In an obvious parallel to the Bracelet’s message Jennifer McCreight loosely organized an “event” she dubbed “Boobquake” that took place on 26 April 2010. An Iranian cleric had suggested that too many women showing cleavage resulted in earthquakes. McCreight encouraged women to show their cleavage at a specified time to try and stimulate an earthquake. Though a significant earthquake (6.5) was registered in Taiwan on the day of the event it came to early to be a product of the cleavage show.
McCreight succeded in getting hundreds of women, and even more men apparently, talking about how women are talked about. And boobies…people talked a lot about boobies in response to boobquake.
There was a counter event to McCreight’s Boobquake called Brainquake.

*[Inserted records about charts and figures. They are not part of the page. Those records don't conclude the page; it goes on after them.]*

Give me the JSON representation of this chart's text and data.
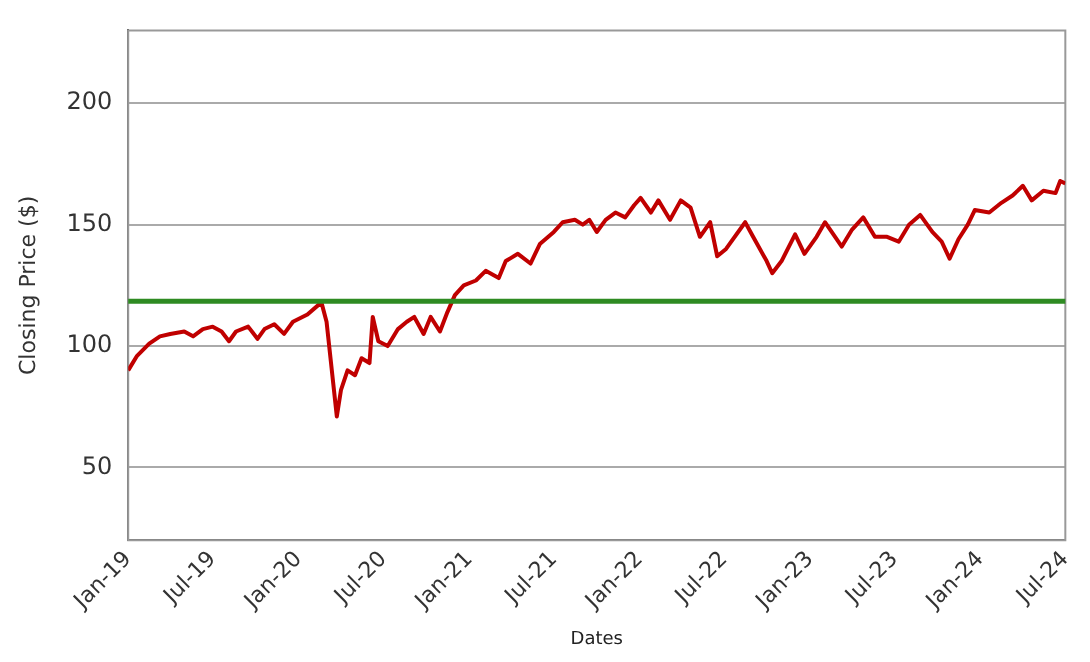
{
  "chart_data": {
    "type": "line",
    "xlabel": "Dates",
    "ylabel": "Closing Price ($)",
    "x": [
      "2019-01-01",
      "2019-01-20",
      "2019-02-15",
      "2019-03-10",
      "2019-04-01",
      "2019-05-01",
      "2019-05-20",
      "2019-06-10",
      "2019-07-01",
      "2019-07-20",
      "2019-08-05",
      "2019-08-20",
      "2019-09-15",
      "2019-10-05",
      "2019-10-20",
      "2019-11-10",
      "2019-12-01",
      "2019-12-20",
      "2020-01-20",
      "2020-02-19",
      "2020-03-01",
      "2020-03-23",
      "2020-04-01",
      "2020-04-15",
      "2020-05-01",
      "2020-05-15",
      "2020-06-01",
      "2020-06-08",
      "2020-06-20",
      "2020-07-10",
      "2020-08-01",
      "2020-08-20",
      "2020-09-05",
      "2020-09-25",
      "2020-10-10",
      "2020-10-30",
      "2020-11-15",
      "2020-12-01",
      "2020-12-20",
      "2021-01-15",
      "2021-02-05",
      "2021-03-05",
      "2021-03-20",
      "2021-04-15",
      "2021-05-12",
      "2021-06-01",
      "2021-07-01",
      "2021-07-20",
      "2021-08-15",
      "2021-09-01",
      "2021-09-15",
      "2021-10-01",
      "2021-10-20",
      "2021-11-10",
      "2021-12-01",
      "2021-12-20",
      "2022-01-03",
      "2022-01-25",
      "2022-02-10",
      "2022-03-07",
      "2022-03-30",
      "2022-04-20",
      "2022-05-10",
      "2022-06-01",
      "2022-06-16",
      "2022-07-05",
      "2022-08-15",
      "2022-09-01",
      "2022-09-30",
      "2022-10-12",
      "2022-11-01",
      "2022-11-30",
      "2022-12-20",
      "2023-01-15",
      "2023-02-02",
      "2023-03-10",
      "2023-04-01",
      "2023-04-25",
      "2023-05-20",
      "2023-06-15",
      "2023-07-10",
      "2023-08-01",
      "2023-08-25",
      "2023-09-20",
      "2023-10-10",
      "2023-10-27",
      "2023-11-15",
      "2023-12-05",
      "2023-12-20",
      "2024-01-20",
      "2024-02-15",
      "2024-03-10",
      "2024-04-01",
      "2024-04-20",
      "2024-05-15",
      "2024-06-10",
      "2024-06-20",
      "2024-07-01"
    ],
    "series": [
      {
        "color": "#c00000",
        "values": [
          90,
          96,
          101,
          104,
          105,
          106,
          104,
          107,
          108,
          106,
          102,
          106,
          108,
          103,
          107,
          109,
          105,
          110,
          113,
          118,
          110,
          71,
          82,
          90,
          88,
          95,
          93,
          112,
          102,
          100,
          107,
          110,
          112,
          105,
          112,
          106,
          114,
          121,
          125,
          127,
          131,
          128,
          135,
          138,
          134,
          142,
          147,
          151,
          152,
          150,
          152,
          147,
          152,
          155,
          153,
          158,
          161,
          155,
          160,
          152,
          160,
          157,
          145,
          151,
          137,
          140,
          151,
          145,
          135,
          130,
          135,
          146,
          138,
          145,
          151,
          141,
          148,
          153,
          145,
          145,
          143,
          150,
          154,
          147,
          143,
          136,
          144,
          150,
          156,
          155,
          159,
          162,
          166,
          160,
          164,
          163,
          168,
          167
        ]
      }
    ],
    "xlim": [
      "2019-01",
      "2024-07"
    ],
    "xticks": [
      {
        "value": "2019-01",
        "label": "Jan-19"
      },
      {
        "value": "2019-07",
        "label": "Jul-19"
      },
      {
        "value": "2020-01",
        "label": "Jan-20"
      },
      {
        "value": "2020-07",
        "label": "Jul-20"
      },
      {
        "value": "2021-01",
        "label": "Jan-21"
      },
      {
        "value": "2021-07",
        "label": "Jul-21"
      },
      {
        "value": "2022-01",
        "label": "Jan-22"
      },
      {
        "value": "2022-07",
        "label": "Jul-22"
      },
      {
        "value": "2023-01",
        "label": "Jan-23"
      },
      {
        "value": "2023-07",
        "label": "Jul-23"
      },
      {
        "value": "2024-01",
        "label": "Jan-24"
      },
      {
        "value": "2024-07",
        "label": "Jul-24"
      }
    ],
    "ylim": [
      20,
      230
    ],
    "yticks": [
      50,
      100,
      150,
      200
    ],
    "ref_lines": [
      {
        "axis": "y",
        "value": 118.5,
        "color": "#2e8b22"
      }
    ],
    "grid": "y",
    "marker": "none",
    "line_style": "solid",
    "legend": false
  }
}
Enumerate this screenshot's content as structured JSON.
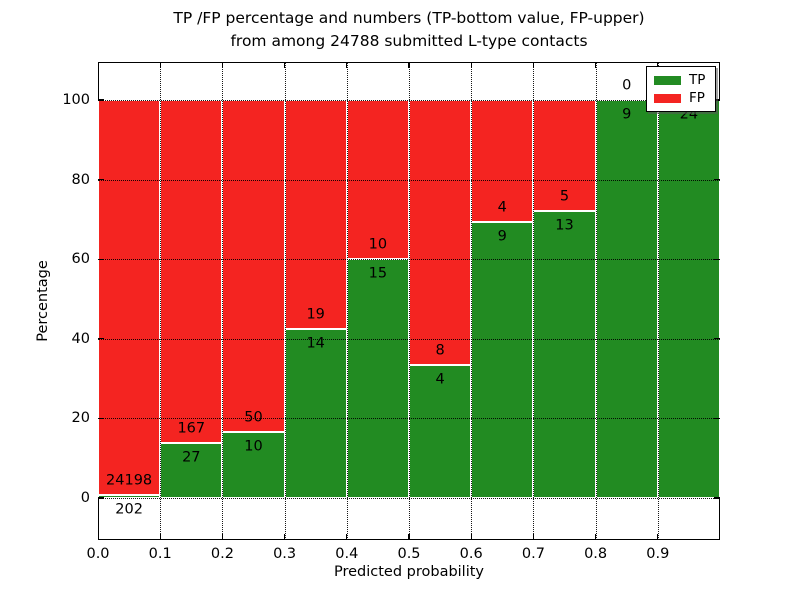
{
  "title": {
    "line1": "TP /FP percentage and numbers (TP-bottom value, FP-upper)",
    "line2": "from among 24788 submitted L-type contacts"
  },
  "axes": {
    "xlabel": "Predicted probability",
    "ylabel": "Percentage",
    "xtick_labels": [
      "0.0",
      "0.1",
      "0.2",
      "0.3",
      "0.4",
      "0.5",
      "0.6",
      "0.7",
      "0.8",
      "0.9"
    ],
    "ytick_labels": [
      "0",
      "20",
      "40",
      "60",
      "80",
      "100"
    ],
    "yticks": [
      0,
      20,
      40,
      60,
      80,
      100
    ]
  },
  "legend": {
    "position": "upper right",
    "items": [
      {
        "label": "TP",
        "color": "#228b22"
      },
      {
        "label": "FP",
        "color": "#f42421"
      }
    ]
  },
  "chart_data": {
    "type": "bar",
    "stacked": true,
    "normalized_to_percent": true,
    "title": "TP /FP percentage and numbers (TP-bottom value, FP-upper) from among 24788 submitted L-type contacts",
    "xlabel": "Predicted probability",
    "ylabel": "Percentage",
    "total_contacts": 24788,
    "bin_edges": [
      0.0,
      0.1,
      0.2,
      0.3,
      0.4,
      0.5,
      0.6,
      0.7,
      0.8,
      0.9,
      1.0
    ],
    "categories": [
      "0.0-0.1",
      "0.1-0.2",
      "0.2-0.3",
      "0.3-0.4",
      "0.4-0.5",
      "0.5-0.6",
      "0.6-0.7",
      "0.7-0.8",
      "0.8-0.9",
      "0.9-1.0"
    ],
    "series": [
      {
        "name": "TP",
        "color": "#228b22",
        "counts": [
          202,
          27,
          10,
          14,
          15,
          4,
          9,
          13,
          9,
          24
        ]
      },
      {
        "name": "FP",
        "color": "#f42421",
        "counts": [
          24198,
          167,
          50,
          19,
          10,
          8,
          4,
          5,
          0,
          0
        ]
      }
    ],
    "tp_percent": [
      0.83,
      13.92,
      16.67,
      42.42,
      60.0,
      33.33,
      69.23,
      72.22,
      100.0,
      100.0
    ],
    "xlim": [
      0.0,
      1.0
    ],
    "ylim": [
      -10.6,
      109.6
    ],
    "grid": true,
    "grid_style": "dotted",
    "legend_position": "upper right"
  }
}
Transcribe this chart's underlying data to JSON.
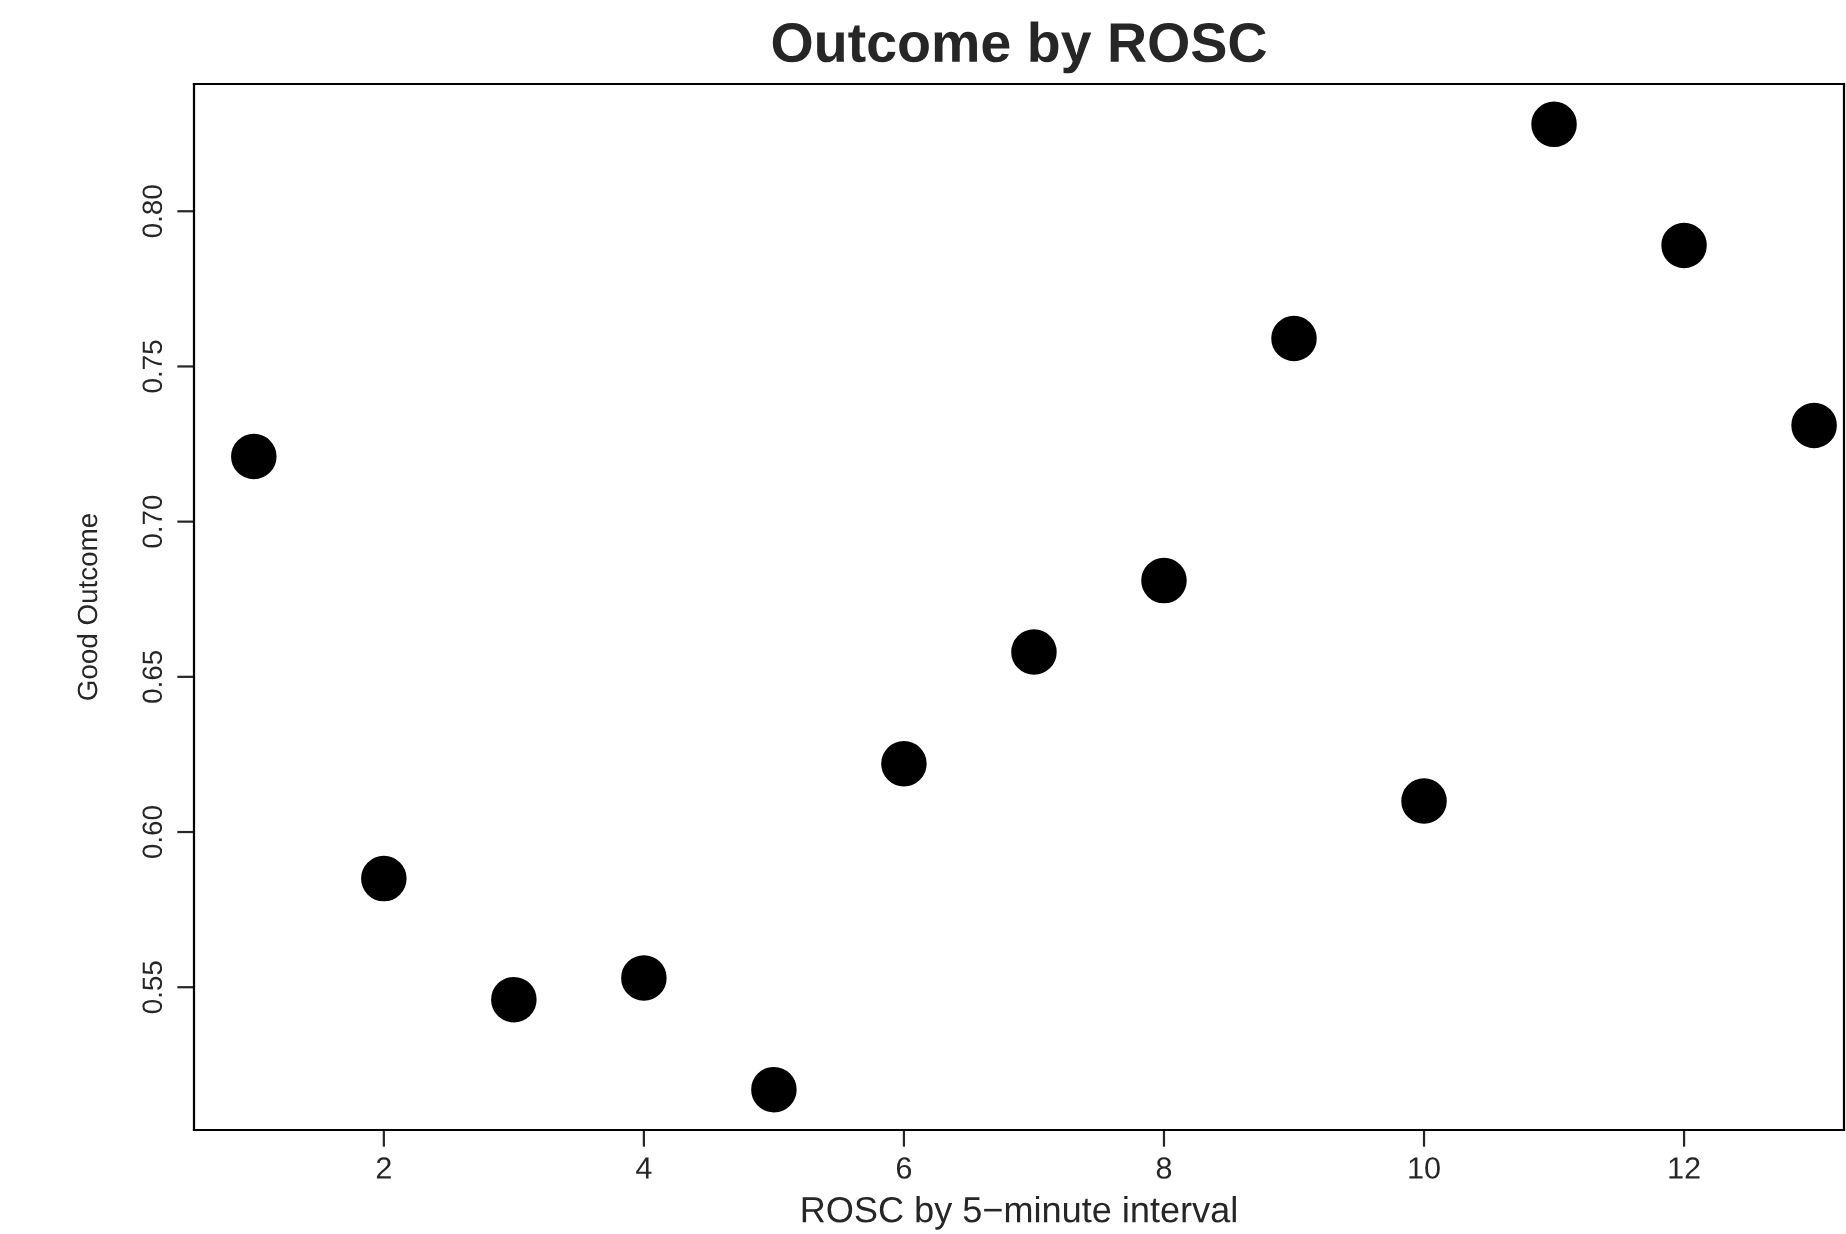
{
  "chart_data": {
    "type": "scatter",
    "title": "Outcome by ROSC",
    "xlabel": "ROSC by 5−minute interval",
    "ylabel": "Good Outcome",
    "x": [
      1,
      2,
      3,
      4,
      5,
      6,
      7,
      8,
      9,
      10,
      11,
      12,
      13
    ],
    "series": [
      {
        "color": "#000000",
        "values": [
          0.721,
          0.585,
          0.546,
          0.553,
          0.517,
          0.622,
          0.658,
          0.681,
          0.759,
          0.61,
          0.828,
          0.789,
          0.731
        ]
      }
    ],
    "xlim": [
      0.54,
      13.23
    ],
    "ylim": [
      0.504,
      0.841
    ],
    "xticks": [
      2,
      4,
      6,
      8,
      10,
      12
    ],
    "yticks": [
      {
        "value": 0.55,
        "label": "0.55"
      },
      {
        "value": 0.6,
        "label": "0.60"
      },
      {
        "value": 0.65,
        "label": "0.65"
      },
      {
        "value": 0.7,
        "label": "0.70"
      },
      {
        "value": 0.75,
        "label": "0.75"
      },
      {
        "value": 0.8,
        "label": "0.80"
      }
    ],
    "marker": "circle",
    "grid": false,
    "legend": false
  }
}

In it women were supposed to show off their awards, cv’s and degrees. The organizers of Brainquake thought that McCreight’s Boobquake was too sexualized and provocative. I would never of even heard about Brainquake if I was not searching the internets trying to find the exact date of McCreight’s event.
Slutwalks, though less directly influenced by the I ’heart’ boobies campaign, were at least encouraged by the wild popularity of the KAB foundations double entendre. In enlightened communities all over women dressed provocatively, and carried signs that said things like:
“No means No,
Yes means Yes”.
Interestingly, many of the slutwalks helped to nudge universities into re-defining their institutional approach to rape prevention. People were talking about women’s rights, and things were being done to protect those rights.
Interest in any of these issues is not an intrinsic result of being an atheist. I have opinions, and this is my blog so I can express them at will, but I express them only as a result of my own personal idealism. I am an atheist, and I sometimes talk about that as well.
So when I suggest that you support the advancement of women’s health issues I appeal to the fact that you have mothers, sisters, daughters, and lovers who would be healthier if these issues were addressed.
When I suggest that you demand that universities regularly re-think their rape prevention strategies until there are no more rapes on their campuses I suggest it because women should feel safe on campus. When I prod a bit more and suggest that professors and other employees of universities have an enhanced ability to make a difference in the safety of the women on their campuses I don’t suggest that only atheist professors pay attention to this issue.
I do not make any of these suggestions because I am an atheist.
Of course…it doesn’t hurt that I’m an atheist.